Angela Lavazza, Consulente del Lavoro in Milano

Legittimo il licenziamento per giustificato motivo soggettivo fondato sul rifiuto del lavoratore di prestare lavoro straordinario

Cass., sez. Lavoro, sentenza 20 aprile 2023, n. 10623

La Corte di Appello di Ancona, in riforma della sentenza di primo grado, aveva dichiarato la legittimità del licenziamento (“convertito” dal giudice del reclamo da licenziamento per giusta causa, in licenziamento per giustificato motivo soggettivo) intimato al lavoratore e condannava la società al pagamento, in favore dello stesso, dell’indennità di mancato preavviso.

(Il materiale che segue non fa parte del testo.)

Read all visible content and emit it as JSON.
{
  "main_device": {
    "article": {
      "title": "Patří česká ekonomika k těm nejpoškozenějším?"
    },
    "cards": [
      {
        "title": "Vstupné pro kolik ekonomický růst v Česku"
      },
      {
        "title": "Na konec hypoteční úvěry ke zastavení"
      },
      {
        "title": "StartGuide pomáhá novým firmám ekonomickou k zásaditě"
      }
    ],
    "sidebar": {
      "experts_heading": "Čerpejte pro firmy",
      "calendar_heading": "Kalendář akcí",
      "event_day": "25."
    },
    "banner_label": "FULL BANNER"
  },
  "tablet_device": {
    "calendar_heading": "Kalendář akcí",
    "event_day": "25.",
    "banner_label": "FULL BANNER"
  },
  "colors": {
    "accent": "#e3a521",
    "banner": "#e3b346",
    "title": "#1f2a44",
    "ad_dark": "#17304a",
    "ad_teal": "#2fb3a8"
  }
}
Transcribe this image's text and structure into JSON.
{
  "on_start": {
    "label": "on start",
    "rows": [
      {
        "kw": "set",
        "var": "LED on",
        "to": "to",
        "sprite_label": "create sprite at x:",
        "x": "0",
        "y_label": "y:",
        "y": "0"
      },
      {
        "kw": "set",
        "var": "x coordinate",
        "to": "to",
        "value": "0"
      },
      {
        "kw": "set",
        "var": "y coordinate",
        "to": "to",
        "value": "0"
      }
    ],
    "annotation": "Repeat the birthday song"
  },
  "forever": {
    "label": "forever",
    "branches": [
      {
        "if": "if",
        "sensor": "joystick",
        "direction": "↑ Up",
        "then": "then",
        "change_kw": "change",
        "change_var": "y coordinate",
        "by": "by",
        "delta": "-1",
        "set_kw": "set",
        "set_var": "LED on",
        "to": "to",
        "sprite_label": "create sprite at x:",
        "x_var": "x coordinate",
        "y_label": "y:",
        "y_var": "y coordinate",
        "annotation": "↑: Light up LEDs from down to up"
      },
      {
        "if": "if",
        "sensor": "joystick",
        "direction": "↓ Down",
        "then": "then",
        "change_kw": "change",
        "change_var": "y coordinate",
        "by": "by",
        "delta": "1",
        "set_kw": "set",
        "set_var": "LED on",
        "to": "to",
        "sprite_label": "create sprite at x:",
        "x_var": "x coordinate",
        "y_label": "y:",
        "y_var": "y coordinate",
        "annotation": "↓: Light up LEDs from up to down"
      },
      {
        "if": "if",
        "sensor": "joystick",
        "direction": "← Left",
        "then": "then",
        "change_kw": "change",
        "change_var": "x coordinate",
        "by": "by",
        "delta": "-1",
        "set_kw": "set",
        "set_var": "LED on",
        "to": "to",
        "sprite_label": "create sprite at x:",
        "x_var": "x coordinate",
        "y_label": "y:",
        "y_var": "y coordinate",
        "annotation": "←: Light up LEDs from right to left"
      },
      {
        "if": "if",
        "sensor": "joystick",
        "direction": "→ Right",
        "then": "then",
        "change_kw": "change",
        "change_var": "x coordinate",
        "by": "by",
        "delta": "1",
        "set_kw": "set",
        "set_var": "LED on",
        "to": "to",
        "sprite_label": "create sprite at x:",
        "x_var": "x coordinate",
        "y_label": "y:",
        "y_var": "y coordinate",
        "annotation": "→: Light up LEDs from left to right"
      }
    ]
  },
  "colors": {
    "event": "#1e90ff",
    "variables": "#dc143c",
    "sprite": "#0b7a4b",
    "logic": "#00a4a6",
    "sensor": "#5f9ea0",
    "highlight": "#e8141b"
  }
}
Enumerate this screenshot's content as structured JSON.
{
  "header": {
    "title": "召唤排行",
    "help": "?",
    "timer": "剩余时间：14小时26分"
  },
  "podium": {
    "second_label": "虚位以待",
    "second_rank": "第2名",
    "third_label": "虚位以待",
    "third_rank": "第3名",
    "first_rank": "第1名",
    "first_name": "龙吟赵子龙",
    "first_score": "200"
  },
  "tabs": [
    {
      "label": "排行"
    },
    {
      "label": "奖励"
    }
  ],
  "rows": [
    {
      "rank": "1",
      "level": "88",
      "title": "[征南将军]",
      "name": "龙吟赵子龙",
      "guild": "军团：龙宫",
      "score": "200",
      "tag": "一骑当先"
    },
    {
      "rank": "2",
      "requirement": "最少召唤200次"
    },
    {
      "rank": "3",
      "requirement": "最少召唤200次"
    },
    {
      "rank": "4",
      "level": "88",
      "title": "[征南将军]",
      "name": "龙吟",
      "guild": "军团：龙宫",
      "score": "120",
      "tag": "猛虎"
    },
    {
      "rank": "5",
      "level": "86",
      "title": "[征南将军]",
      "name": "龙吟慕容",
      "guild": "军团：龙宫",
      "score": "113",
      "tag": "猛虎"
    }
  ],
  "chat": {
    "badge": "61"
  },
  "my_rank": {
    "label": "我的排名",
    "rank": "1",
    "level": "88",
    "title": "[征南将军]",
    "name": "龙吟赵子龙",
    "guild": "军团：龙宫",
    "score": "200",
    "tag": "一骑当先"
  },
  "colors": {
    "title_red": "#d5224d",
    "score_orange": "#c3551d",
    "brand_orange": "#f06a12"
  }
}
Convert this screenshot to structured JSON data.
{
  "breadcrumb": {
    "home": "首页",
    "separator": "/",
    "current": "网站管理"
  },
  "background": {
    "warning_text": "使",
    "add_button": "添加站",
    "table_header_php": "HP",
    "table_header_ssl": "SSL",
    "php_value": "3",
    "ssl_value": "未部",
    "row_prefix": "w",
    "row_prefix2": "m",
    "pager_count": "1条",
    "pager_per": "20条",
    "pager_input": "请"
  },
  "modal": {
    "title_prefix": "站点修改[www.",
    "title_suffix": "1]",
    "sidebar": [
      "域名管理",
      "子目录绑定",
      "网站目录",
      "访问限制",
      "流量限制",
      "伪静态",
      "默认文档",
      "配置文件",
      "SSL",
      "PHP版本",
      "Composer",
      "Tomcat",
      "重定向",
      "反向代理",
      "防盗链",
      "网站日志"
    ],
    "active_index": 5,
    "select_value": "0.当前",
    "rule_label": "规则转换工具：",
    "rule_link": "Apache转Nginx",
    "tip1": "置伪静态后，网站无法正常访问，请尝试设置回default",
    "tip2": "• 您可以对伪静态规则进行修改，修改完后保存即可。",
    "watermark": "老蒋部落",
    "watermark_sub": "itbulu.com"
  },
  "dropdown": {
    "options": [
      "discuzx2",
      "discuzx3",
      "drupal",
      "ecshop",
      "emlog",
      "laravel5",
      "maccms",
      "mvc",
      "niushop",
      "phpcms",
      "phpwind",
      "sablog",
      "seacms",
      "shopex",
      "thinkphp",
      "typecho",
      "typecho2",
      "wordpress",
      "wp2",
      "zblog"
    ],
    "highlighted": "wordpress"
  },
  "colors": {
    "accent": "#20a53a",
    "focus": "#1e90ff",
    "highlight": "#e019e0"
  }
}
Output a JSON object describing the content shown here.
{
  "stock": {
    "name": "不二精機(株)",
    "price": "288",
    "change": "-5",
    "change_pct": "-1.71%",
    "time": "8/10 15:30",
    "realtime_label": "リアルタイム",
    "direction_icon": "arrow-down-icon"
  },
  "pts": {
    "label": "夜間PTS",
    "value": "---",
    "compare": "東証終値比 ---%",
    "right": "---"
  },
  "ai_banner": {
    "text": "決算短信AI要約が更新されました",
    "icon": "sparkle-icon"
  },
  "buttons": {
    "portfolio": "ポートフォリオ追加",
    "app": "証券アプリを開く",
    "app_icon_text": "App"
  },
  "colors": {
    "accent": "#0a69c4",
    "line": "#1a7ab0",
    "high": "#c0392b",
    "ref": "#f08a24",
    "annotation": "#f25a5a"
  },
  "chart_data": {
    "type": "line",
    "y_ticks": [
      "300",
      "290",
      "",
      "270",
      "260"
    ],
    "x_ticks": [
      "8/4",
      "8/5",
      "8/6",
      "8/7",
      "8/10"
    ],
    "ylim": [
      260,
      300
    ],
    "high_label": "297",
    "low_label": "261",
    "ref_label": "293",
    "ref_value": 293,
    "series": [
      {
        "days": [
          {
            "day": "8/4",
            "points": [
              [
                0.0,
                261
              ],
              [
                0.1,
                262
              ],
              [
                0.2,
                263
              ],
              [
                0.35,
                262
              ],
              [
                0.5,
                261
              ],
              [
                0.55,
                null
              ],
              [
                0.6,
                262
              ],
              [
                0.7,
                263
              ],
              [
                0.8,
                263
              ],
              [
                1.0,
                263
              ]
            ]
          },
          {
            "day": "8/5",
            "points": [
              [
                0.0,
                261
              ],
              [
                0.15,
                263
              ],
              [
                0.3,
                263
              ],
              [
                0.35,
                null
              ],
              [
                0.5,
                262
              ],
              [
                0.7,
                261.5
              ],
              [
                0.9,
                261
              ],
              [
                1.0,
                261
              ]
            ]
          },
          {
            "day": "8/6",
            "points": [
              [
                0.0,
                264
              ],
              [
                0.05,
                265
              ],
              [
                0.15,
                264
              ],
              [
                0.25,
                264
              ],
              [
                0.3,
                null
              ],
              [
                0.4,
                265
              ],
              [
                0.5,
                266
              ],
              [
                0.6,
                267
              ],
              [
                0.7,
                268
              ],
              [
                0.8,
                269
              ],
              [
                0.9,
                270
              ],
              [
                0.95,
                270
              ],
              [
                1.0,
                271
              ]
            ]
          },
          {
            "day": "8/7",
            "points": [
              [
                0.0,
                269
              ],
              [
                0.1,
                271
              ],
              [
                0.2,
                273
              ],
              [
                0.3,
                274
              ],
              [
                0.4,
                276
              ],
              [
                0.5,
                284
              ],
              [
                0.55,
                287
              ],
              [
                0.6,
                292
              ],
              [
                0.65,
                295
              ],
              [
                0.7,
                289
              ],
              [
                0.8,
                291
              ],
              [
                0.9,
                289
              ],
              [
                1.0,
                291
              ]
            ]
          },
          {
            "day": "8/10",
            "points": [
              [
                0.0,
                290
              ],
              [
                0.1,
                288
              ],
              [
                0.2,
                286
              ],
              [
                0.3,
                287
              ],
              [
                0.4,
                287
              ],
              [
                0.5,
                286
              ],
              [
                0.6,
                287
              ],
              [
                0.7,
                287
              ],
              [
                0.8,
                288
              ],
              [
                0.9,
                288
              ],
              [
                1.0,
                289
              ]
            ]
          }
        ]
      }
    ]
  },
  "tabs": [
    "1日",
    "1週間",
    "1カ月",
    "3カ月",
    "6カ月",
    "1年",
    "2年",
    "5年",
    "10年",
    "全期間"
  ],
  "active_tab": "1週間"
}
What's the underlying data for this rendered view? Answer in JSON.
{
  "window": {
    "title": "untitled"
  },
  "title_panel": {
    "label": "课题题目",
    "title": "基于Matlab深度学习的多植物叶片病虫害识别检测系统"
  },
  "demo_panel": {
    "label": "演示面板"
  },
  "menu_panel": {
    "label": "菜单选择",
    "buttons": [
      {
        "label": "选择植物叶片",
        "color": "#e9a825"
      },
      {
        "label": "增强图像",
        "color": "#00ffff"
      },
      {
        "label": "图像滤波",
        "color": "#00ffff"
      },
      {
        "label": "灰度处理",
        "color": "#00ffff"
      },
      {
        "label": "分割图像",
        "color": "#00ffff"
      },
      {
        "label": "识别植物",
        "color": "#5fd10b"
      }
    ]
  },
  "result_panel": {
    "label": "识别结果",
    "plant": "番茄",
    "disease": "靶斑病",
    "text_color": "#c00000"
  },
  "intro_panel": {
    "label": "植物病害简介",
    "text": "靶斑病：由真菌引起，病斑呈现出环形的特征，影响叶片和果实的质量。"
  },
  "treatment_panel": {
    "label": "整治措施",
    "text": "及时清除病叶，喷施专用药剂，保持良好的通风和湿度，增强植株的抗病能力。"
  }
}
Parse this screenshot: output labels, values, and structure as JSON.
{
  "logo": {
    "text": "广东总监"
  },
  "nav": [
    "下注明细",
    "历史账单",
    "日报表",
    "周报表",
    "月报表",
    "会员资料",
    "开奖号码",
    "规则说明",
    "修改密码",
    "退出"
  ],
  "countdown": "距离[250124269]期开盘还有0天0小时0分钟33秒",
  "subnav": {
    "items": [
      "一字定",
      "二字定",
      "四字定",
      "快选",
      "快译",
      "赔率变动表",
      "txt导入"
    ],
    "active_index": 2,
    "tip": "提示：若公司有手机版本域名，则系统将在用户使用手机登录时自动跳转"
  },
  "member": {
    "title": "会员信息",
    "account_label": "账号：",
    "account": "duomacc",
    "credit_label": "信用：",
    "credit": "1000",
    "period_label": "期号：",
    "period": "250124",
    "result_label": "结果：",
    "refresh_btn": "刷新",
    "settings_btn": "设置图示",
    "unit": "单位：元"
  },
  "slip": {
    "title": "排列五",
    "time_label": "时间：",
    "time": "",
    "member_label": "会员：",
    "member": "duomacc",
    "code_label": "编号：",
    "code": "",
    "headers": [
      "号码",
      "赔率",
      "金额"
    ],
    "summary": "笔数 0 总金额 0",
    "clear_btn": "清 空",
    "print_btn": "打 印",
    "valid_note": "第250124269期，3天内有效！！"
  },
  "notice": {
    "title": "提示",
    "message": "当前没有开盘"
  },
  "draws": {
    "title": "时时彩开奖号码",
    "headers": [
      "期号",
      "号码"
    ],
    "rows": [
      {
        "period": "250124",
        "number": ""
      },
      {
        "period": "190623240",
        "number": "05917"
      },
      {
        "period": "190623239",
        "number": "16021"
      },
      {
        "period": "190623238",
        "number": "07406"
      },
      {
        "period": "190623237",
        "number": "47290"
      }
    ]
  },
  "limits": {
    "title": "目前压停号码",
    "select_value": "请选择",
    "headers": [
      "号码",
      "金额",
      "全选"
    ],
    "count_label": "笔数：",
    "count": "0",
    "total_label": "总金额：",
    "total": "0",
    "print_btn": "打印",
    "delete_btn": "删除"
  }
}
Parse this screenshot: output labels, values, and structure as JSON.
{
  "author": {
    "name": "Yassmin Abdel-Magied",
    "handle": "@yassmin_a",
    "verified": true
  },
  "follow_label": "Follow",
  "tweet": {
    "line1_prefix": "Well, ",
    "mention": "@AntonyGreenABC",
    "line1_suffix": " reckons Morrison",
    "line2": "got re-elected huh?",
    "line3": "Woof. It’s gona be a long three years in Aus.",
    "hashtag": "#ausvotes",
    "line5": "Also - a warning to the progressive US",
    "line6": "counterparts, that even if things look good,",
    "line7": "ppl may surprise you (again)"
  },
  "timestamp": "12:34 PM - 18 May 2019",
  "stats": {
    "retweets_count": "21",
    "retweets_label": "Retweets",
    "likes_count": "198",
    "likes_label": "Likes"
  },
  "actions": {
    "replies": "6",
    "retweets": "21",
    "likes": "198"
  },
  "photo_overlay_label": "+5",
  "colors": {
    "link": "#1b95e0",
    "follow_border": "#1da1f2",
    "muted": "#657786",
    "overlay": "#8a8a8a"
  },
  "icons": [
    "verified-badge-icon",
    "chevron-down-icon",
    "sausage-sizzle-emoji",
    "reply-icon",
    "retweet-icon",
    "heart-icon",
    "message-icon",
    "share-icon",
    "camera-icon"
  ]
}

Il licenziamento era stato conseguente alla contestazione fatta al lavoratore per la mancata effettuazione del lavoro straordinario, nel periodo dal 9 al 27 maggio 2016, in spregio alla direttiva aziendale con la quale era stato stabilito l’aumento dell’orario di lavoro per ragioni produttive, considerando la recidiva nella quale era incorso il lavoratore per fatti puniti già con sanzione conservativa. Il dipendente ha proposto ricorso in Cassazione basandosi prevalentemente sulla deduzione di violazioni del Ccnl Industria e anche rispetto all’art. 5 del D.lgs n. 66/2003, con riferimento alla libertà datoriale di imporre prestazioni di lavoro straordinario. In particolare, il lavoratore contesta l’interpretazione del Ccnl nel senso di consentire alla società di disporre ad libitum delle prestazioni di lavoro straordinario nei confronti dell’indistinta platea dei lavoratori, anche se contenuta nel limite di 82 ore annue. Dall’esame dei motivi contenuti nel ricorso, la Suprema corte ricorda come l’art. 5 del D.lgs n. 66/2003 rimette espressamente alle parti collettive la regolamentazione dei limiti del ricorso al lavoro straordinario, confermando così la correttezza dell’interpretazione della Corte di Appello. Il datore di lavoro ha la possibilità di richiedere al lavoratore prestazioni di lavoro straordinario nei limiti della c.d. quota esente, senza preventiva consultazione o informazione alle organizzazioni sindacali, nel rispetto dei limiti di 2 ore giornaliere e 8 ore settimanali e con un preavviso di almeno 24 ore. La Suprema corte conferma l’operato e la valutazione di proporzionalità in relazione agli aspetti oggettivi e soggettivi del fatto accaduto, ritenendo giustificata la sanzione espulsiva anche a prescindere dalla contestazione della recidiva. Le stesse considerazioni sono riferite alle giustificazioni inviate dal lavoratore, in quanto inidonee ad incidere sui fatti accertati.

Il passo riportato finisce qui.